Zadie Smith in Changing My Mind:
When you finish your novel, if money is not a desperate priority, if you do not need to sell it at once or be published that very second- put it in a drawer. For as long as you can manage. A year or more is ideal- but even three months will do. Step away from the vehicle. The secret to editing your work is simple: you will need to become its reader instead of its writer. I can’t tell you how many times I’ve sat backstage with a line of novelists at some festival, all of us with red pens in our hand, frantically editing our published novels into fit form so that we might go onstage and read from them. It’s an unfortunate thing, but it turns out that the perfect state of mind to edit your own novel is two years after it’s published, ten minutes before you go onstage at a literary festival. At that moment every redundant phrase, each show-off, pointless metaphor, all the pieces of deadwood, stupidity, vanity and tedium are distressingly obvious to you. Two years earlier, when the proofs came, you looked at the page and couldn’t see a comma out of place. And by the way, that’s true of the professional editors, too; after they’ve read a manuscript multiple times, they stop being able to see it. You need a certain head on your shoulders to edit a novel, and it’s not the head of a writer in the thick of it, nor the head of a professional editor who’s read it in twelve different versions, it’s the head of a smart stranger who picks it off a bookshelf and begins to read. You need to get the head of that smart stranger somehow. You need to forget you ever wrote that book.

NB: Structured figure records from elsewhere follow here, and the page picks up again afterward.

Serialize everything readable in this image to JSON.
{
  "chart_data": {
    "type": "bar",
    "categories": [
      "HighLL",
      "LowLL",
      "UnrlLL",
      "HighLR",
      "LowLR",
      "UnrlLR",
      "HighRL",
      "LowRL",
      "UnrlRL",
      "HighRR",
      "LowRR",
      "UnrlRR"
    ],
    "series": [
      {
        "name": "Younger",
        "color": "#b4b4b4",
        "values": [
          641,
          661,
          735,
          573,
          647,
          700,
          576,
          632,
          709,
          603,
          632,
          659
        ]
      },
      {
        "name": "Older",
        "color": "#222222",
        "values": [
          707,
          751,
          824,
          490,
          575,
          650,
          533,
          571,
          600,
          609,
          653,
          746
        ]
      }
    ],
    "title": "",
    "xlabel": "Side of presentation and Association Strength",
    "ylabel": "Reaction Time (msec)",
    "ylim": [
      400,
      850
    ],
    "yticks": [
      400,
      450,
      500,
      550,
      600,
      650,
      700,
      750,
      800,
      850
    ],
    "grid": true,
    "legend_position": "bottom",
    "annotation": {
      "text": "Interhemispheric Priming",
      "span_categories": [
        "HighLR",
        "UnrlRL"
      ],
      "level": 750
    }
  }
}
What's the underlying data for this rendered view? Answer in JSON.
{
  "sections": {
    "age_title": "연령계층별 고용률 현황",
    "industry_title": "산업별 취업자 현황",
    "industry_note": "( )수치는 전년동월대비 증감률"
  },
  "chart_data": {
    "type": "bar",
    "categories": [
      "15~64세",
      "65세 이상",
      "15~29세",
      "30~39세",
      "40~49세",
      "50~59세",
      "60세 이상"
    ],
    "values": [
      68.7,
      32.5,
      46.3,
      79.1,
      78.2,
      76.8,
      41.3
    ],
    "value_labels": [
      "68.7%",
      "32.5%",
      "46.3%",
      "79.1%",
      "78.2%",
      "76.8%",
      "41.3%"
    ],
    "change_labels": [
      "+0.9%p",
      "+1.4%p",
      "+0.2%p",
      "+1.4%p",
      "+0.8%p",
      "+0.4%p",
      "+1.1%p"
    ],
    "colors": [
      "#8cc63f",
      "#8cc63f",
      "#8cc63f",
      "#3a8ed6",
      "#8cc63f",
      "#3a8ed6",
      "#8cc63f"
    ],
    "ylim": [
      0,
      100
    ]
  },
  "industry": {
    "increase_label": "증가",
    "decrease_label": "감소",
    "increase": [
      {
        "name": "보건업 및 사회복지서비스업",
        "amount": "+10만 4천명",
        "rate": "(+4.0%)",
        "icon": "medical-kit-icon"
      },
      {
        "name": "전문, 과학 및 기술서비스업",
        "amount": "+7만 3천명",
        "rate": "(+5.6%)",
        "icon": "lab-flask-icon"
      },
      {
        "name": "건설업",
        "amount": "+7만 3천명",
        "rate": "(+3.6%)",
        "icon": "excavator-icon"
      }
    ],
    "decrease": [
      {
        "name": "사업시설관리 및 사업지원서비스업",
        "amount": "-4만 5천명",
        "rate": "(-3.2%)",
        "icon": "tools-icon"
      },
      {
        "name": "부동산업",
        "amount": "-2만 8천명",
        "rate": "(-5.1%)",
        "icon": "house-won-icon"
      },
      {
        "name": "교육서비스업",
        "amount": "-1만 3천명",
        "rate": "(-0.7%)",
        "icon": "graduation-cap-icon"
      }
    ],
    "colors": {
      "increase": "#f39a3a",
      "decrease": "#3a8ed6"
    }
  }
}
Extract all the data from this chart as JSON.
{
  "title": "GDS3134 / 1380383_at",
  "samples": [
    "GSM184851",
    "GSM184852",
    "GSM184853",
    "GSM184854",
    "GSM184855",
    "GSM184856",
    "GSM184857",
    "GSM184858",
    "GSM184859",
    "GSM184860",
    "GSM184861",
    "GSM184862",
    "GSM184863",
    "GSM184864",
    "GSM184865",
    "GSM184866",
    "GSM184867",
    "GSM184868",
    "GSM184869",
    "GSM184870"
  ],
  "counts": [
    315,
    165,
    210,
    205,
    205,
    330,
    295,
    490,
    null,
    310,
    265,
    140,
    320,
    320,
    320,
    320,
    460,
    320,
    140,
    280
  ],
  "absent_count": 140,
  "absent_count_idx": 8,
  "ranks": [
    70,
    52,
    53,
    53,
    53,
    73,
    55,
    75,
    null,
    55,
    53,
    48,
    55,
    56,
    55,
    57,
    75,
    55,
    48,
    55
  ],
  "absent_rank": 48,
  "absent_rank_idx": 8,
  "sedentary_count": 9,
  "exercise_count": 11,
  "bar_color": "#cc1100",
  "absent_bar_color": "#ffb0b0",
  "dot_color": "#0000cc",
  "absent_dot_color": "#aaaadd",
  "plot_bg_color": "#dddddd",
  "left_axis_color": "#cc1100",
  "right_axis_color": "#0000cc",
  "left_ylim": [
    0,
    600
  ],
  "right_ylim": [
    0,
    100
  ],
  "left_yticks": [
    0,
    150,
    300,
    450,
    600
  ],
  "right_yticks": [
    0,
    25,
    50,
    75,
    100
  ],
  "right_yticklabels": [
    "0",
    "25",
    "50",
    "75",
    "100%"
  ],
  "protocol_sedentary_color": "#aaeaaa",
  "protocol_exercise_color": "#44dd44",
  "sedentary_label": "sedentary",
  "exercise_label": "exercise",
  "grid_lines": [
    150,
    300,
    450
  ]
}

I’ve had that same experience for as long as I’ve been writing. I’ll draft out a post one night and go over it four or five times and think I’ve changed everything that I possibly could- that I might as well publish it right now because there’s nothing left to change, then come back to it the next morning and realize just how clunky that opening sentence is, that my examples are totally in the wrong order, and that I can’t conclude it like that. It’s exactly what Zadie says: I stopped being able to see it. You end up with your eyes right up against the screen, and you need to step back and see it from afar. You need Beginner’s Mind. Putting some time and space in between your last revision lets you see it from a different perspective.
 
This doesn’t just apply to writing- in anything you are working on, whether it’s a product or a website or an ad campaign, you can get caught up in the minute details- should this image be two pixels to the left? And stepping away from the vehicle will provide a different perspective. Of course, only seeing it from a distance isn’t the key either- there’s a combination of alternating distances that gives something the best chance of success. The key is to be able to know what distance you’re at, and to know when to step away from the vehicle.